Mercedes boss Wolff wants to hear Vettel's view of Hamilton clash

Mercedes' Toto Wolff wants to speak to Sebastian Vettel before judging the Ferrari driver's actions in his Azerbaijan Grand Prix collision with Formula 1 title rival with Lewis Hamilton

Mercedes boss Wolff wants to hear Vettel's view of Hamilton clash

Vettel was handed a 10-second stop-go penalty, plus three penalty points on his licence, when deemed to have driven in a potentially dangerous manner by swerving into Hamilton ahead of a safety car restart while furious at what he felt had been a brake-test.

Hamilton said Vettel had "disgraced himself" with the move, but when that was put to Wolff by Autosport he replied: "Disgraced himself with his behaviour? Hmm.

"You know the emotions go high in a race car.

"Like we've seen in the past, you have the visor down and you have your own perception of events so I guess the only explanation I have - and I'm not going to protect Sebastian here - is that Sebastian thought Lewis was brake-testing him, which he wasn't.

"We have seen that in the data, with the safety car being 150 metres ahead.
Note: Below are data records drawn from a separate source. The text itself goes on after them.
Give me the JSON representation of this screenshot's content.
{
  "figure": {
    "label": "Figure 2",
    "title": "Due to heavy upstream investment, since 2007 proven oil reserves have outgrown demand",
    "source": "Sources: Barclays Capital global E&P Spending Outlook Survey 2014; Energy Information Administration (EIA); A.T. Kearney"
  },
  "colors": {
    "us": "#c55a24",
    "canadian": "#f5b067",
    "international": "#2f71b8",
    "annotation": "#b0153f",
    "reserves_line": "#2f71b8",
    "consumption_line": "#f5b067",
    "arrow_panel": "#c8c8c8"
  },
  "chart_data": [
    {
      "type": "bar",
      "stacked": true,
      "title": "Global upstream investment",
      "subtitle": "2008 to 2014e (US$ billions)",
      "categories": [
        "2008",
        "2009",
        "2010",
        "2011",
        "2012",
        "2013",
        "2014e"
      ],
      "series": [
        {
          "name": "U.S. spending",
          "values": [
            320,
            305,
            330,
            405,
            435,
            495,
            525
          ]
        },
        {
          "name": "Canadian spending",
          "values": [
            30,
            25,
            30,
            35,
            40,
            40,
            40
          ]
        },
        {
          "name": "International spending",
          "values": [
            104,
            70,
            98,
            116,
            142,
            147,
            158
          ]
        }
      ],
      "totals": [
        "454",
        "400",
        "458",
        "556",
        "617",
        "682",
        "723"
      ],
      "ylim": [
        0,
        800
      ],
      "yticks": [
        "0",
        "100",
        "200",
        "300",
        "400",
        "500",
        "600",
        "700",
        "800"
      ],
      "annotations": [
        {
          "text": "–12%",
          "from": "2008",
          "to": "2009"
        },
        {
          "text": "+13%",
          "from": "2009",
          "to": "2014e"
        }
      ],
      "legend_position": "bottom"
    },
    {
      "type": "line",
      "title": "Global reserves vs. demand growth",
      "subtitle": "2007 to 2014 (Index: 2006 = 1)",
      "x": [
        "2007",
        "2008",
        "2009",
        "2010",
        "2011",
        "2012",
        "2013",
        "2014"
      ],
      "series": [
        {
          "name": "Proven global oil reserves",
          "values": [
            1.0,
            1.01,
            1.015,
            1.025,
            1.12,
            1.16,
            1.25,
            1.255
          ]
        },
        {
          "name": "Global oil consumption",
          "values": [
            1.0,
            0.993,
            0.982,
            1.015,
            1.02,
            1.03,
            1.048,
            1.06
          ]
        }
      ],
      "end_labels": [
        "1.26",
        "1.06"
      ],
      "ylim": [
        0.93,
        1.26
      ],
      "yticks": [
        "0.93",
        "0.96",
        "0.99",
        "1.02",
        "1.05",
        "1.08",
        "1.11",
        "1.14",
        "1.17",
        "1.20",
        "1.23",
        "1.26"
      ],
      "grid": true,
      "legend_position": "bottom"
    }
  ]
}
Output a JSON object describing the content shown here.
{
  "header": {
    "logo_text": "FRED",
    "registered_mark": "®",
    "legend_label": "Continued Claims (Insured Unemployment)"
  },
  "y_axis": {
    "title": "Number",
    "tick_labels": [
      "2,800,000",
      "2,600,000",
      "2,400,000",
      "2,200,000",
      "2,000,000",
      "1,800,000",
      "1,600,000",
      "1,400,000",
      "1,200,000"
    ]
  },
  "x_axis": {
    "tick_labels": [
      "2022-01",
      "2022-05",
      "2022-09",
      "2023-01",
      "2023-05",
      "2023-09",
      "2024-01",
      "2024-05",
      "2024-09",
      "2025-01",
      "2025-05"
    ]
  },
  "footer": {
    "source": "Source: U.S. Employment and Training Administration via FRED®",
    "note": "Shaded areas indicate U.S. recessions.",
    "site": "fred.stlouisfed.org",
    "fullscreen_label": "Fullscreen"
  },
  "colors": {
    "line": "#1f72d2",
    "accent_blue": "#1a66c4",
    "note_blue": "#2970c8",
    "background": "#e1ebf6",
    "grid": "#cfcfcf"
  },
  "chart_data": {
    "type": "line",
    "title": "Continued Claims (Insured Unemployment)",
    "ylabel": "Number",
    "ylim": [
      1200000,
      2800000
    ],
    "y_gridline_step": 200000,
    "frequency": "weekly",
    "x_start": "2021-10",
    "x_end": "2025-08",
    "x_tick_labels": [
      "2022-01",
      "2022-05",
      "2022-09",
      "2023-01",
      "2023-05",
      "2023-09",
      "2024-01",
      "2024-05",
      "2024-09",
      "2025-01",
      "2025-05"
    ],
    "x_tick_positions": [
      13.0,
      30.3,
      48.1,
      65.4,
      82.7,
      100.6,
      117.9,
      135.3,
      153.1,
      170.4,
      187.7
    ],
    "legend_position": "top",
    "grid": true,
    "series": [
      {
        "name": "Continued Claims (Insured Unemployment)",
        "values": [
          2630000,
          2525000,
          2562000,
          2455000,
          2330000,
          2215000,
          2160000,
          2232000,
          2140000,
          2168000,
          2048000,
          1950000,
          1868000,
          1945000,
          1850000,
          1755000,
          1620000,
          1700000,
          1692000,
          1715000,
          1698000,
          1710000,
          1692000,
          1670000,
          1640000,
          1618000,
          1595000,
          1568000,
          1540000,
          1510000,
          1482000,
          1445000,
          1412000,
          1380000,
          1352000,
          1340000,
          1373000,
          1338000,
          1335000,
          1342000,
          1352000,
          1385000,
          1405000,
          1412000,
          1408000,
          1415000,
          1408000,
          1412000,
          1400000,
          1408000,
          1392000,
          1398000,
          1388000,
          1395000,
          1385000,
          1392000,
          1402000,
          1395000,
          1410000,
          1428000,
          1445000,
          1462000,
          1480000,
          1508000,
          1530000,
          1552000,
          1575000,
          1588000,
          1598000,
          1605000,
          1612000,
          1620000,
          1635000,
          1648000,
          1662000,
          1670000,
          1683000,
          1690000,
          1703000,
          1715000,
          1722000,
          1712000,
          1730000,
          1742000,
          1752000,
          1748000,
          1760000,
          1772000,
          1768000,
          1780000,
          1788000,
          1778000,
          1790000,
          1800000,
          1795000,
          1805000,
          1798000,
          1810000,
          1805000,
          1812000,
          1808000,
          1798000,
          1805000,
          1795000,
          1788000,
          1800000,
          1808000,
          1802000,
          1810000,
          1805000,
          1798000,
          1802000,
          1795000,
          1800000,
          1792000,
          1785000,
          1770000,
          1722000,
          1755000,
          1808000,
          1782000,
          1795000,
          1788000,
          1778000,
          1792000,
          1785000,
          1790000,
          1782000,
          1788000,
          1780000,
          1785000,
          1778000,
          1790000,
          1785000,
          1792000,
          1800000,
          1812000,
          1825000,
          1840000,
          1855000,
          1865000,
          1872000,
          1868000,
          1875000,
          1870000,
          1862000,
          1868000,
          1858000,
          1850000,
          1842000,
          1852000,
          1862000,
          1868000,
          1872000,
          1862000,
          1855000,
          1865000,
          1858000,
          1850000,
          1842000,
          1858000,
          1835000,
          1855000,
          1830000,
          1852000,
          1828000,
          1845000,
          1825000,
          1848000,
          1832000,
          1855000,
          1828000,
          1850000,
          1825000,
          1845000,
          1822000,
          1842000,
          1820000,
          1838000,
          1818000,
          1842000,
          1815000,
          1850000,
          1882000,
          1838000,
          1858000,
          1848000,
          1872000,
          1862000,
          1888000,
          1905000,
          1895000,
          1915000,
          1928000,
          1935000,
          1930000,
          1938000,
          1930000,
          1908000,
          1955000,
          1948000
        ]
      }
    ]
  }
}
So that was a wrong judgement.

"I almost can't imagine that he did it on purpose in shunting into him.

"So I'd like to speak to him personally and hear what he says about the incident rather than making a judgement without properly having heard his statement."

As well as being upset at what Vettel did, Hamilton was also unhappy that his championship rival had escaped with just a time penalty rather than a heavier sanction.

Asked for his thoughts on the penalty, Wolff said: "If a driver does that on purpose in anger, then you have to think about the size of the penalty.

"Of course he is a four-time world champion and in Formula 1 we are setting examples to all the young drivers out there about what is all allowed and what is not.

"It is difficult for me to understand. It didn't change anything."

But while drawing short of criticising Vettel for what happened, Wolff was adamant that Hamilton was entirely innocent.

"First of all, the leading driver can manage the pace," added Wolff.

"The safety car was barely 150 metres in front of him, and you could have seen at the restart before that he almost caught the safety car over the safety car line.

"So there was never a question that at that stage he would accelerate. No way.

"Looking at the data, there was no brake involved.

"He went through the corner and went out of the throttle and Sebastian went into him."